Nelson Wyatt LA PRESSE CANADIENNE

Inutile de préciser que les deux «poteux», qui furent longtemps des icônes de la contre-culture dans les années 1970, sont d'ardents défenseurs de la légalisation de la marijuana.

Richard «Cheech» Marin a prodigué des conseils plutôt cinglants au premier ministre Stephen Harper, lui suggérant notamment de se sortir la tête du derrière de George W. Bush. «Allume, enfoiré», a-t-il ensuite répondu lorsque La Presse Canadienne lui a demandé ce qu'il voudrait dire au premier ministre.
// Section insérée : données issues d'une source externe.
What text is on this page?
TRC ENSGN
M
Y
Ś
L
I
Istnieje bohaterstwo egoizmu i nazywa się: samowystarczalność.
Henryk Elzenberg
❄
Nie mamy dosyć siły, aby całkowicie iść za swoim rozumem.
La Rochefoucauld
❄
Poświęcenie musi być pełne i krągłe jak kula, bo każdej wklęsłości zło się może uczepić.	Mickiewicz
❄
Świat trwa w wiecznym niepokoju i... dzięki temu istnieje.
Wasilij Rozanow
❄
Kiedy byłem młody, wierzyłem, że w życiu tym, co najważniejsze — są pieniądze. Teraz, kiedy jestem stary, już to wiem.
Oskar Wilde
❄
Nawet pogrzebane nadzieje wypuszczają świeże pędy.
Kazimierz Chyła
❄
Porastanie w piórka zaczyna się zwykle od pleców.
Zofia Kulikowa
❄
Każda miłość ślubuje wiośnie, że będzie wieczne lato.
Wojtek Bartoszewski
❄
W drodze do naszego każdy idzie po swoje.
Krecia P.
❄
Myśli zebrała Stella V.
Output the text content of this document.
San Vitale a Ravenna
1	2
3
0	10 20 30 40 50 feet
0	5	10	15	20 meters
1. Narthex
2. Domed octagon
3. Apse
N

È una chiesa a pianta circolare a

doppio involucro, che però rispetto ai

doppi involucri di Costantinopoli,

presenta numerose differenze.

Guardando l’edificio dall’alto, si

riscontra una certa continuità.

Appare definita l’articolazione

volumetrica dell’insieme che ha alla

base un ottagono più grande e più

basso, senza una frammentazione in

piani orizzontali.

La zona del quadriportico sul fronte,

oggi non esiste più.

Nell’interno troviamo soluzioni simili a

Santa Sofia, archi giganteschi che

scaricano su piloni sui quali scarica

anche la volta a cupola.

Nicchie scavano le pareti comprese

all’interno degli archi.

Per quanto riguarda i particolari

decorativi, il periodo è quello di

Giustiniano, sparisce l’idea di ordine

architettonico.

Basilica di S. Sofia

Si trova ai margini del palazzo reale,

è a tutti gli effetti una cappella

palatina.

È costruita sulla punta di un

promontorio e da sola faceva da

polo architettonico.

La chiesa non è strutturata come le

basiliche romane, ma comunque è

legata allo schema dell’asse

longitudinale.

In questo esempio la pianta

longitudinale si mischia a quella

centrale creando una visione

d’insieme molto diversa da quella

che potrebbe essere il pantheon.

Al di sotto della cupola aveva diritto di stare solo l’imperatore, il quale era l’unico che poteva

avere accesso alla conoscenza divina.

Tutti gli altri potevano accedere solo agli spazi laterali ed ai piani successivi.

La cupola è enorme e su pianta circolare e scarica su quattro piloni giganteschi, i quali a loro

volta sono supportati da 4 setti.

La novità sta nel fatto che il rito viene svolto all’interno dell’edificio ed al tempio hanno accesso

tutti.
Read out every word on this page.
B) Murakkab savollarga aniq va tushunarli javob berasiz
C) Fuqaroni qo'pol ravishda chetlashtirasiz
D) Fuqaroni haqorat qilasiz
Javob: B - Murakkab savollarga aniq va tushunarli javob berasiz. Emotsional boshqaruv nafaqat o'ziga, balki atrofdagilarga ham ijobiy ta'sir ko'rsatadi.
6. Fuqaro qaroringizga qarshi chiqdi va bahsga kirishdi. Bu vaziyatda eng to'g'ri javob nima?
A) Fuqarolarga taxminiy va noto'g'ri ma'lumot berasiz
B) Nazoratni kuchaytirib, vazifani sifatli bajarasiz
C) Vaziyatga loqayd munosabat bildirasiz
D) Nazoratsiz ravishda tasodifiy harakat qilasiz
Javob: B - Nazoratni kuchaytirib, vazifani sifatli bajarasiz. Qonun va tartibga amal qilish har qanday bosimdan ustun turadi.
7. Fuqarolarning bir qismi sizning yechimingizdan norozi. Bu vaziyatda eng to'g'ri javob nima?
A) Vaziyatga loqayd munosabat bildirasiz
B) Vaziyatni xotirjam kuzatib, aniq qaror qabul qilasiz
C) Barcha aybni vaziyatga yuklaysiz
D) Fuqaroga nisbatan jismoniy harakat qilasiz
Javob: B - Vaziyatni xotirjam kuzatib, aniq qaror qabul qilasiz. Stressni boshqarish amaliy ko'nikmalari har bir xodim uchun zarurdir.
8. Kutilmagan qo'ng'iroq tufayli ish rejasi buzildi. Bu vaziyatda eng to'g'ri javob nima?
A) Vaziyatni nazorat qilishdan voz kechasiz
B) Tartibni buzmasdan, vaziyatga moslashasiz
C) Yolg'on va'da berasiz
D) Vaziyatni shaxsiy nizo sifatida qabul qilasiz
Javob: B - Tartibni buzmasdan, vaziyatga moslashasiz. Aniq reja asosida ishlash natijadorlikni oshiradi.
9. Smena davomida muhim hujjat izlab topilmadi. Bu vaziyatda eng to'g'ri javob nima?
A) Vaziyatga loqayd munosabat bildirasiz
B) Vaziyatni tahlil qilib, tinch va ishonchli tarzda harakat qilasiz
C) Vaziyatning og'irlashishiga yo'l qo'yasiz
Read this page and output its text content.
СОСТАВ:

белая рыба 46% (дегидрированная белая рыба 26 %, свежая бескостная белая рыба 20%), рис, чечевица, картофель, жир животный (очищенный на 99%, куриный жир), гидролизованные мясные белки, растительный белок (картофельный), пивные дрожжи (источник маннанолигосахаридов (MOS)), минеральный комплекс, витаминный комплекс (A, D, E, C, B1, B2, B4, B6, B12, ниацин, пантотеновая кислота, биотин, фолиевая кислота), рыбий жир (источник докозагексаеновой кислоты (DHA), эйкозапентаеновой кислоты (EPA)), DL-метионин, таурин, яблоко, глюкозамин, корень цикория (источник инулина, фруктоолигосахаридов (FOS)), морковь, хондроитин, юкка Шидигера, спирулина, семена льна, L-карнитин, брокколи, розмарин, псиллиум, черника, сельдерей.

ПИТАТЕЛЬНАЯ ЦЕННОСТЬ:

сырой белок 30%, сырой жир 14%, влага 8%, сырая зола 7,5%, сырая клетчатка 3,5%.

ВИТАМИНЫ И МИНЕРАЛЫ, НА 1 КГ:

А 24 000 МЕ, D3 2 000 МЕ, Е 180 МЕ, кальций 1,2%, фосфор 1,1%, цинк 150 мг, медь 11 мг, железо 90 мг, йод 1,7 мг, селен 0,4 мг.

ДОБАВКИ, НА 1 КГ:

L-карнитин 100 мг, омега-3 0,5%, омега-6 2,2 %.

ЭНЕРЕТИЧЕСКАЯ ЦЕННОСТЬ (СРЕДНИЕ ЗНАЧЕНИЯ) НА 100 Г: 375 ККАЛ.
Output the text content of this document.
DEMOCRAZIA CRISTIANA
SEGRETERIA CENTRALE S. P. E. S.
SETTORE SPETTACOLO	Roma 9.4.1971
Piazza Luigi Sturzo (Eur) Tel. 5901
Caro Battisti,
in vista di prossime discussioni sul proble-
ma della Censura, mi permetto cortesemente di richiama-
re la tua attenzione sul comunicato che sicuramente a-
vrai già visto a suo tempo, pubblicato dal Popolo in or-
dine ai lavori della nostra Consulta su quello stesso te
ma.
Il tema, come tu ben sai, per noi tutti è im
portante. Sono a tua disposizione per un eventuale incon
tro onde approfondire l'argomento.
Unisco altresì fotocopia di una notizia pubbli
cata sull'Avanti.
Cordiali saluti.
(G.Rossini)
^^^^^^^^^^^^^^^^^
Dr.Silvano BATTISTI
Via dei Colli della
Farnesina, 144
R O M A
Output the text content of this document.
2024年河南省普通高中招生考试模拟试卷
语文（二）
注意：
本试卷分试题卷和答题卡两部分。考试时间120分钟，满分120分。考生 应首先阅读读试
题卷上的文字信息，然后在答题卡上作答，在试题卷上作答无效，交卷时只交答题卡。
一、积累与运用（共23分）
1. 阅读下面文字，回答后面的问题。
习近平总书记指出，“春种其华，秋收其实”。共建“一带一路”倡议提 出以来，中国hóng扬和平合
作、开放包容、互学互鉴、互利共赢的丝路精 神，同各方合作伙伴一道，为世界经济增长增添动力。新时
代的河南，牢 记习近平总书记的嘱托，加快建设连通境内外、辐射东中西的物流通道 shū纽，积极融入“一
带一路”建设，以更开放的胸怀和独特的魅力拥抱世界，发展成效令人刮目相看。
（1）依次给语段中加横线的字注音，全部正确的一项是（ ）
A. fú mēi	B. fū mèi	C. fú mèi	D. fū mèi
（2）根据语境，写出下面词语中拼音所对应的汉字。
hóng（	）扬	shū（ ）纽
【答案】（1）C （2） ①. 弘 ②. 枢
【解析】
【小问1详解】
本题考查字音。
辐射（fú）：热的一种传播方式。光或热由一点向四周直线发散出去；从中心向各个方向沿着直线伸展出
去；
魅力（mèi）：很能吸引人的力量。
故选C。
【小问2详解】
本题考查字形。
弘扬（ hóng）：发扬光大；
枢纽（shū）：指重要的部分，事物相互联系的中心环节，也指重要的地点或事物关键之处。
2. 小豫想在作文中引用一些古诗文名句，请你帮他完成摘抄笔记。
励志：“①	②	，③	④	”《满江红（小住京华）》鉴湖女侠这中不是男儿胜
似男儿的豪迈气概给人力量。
Son complice Tommy Chong, que l'on a pu voir dans la télé-série That 70s Show il y a quelques années, était vêtu d'un chandail à l'effigie de Marc Emery, cet activiste britanno-colombien surnommé le «Prince du pot» qui pourrait passer cinq ans en prison aux États-Unis après avoir été surpris à vendre de la marijuana via Internet.

Il s'est dit «insulté», en tant que Canadien, de constater que le gouvernement Harper avait accédé à la demande états-unienne d'extrader Emery. Pas tout à fait surpris, toutefois, a précisé celui qui a déjà purgé une peine d'emprisonnement de neuf mois en 2003 après avoir été surpris à vendre des pipes destinées à fumer du pot.

Il y a une zone grise dans la législation canadienne, a soutenu Cheech Marin, et ces imprécisions rendent la marijuana quasi-légale. Il est donc difficile de savoir si c'est légal ou pas, d'après lui.

Par ailleurs, la marijuana est utilisée pour ses vertus thérapeutiques depuis des siècles, a fait valoir Tommy Chong.

Ces commentaires surviennent quelques semaines après que la police eut mené des raids dans les clubs Compassion du Québec, qui vendent de la marijuana thérapeutique.

Le bureau du premier ministre n'a pas commenté les propos de Cheech et Chong.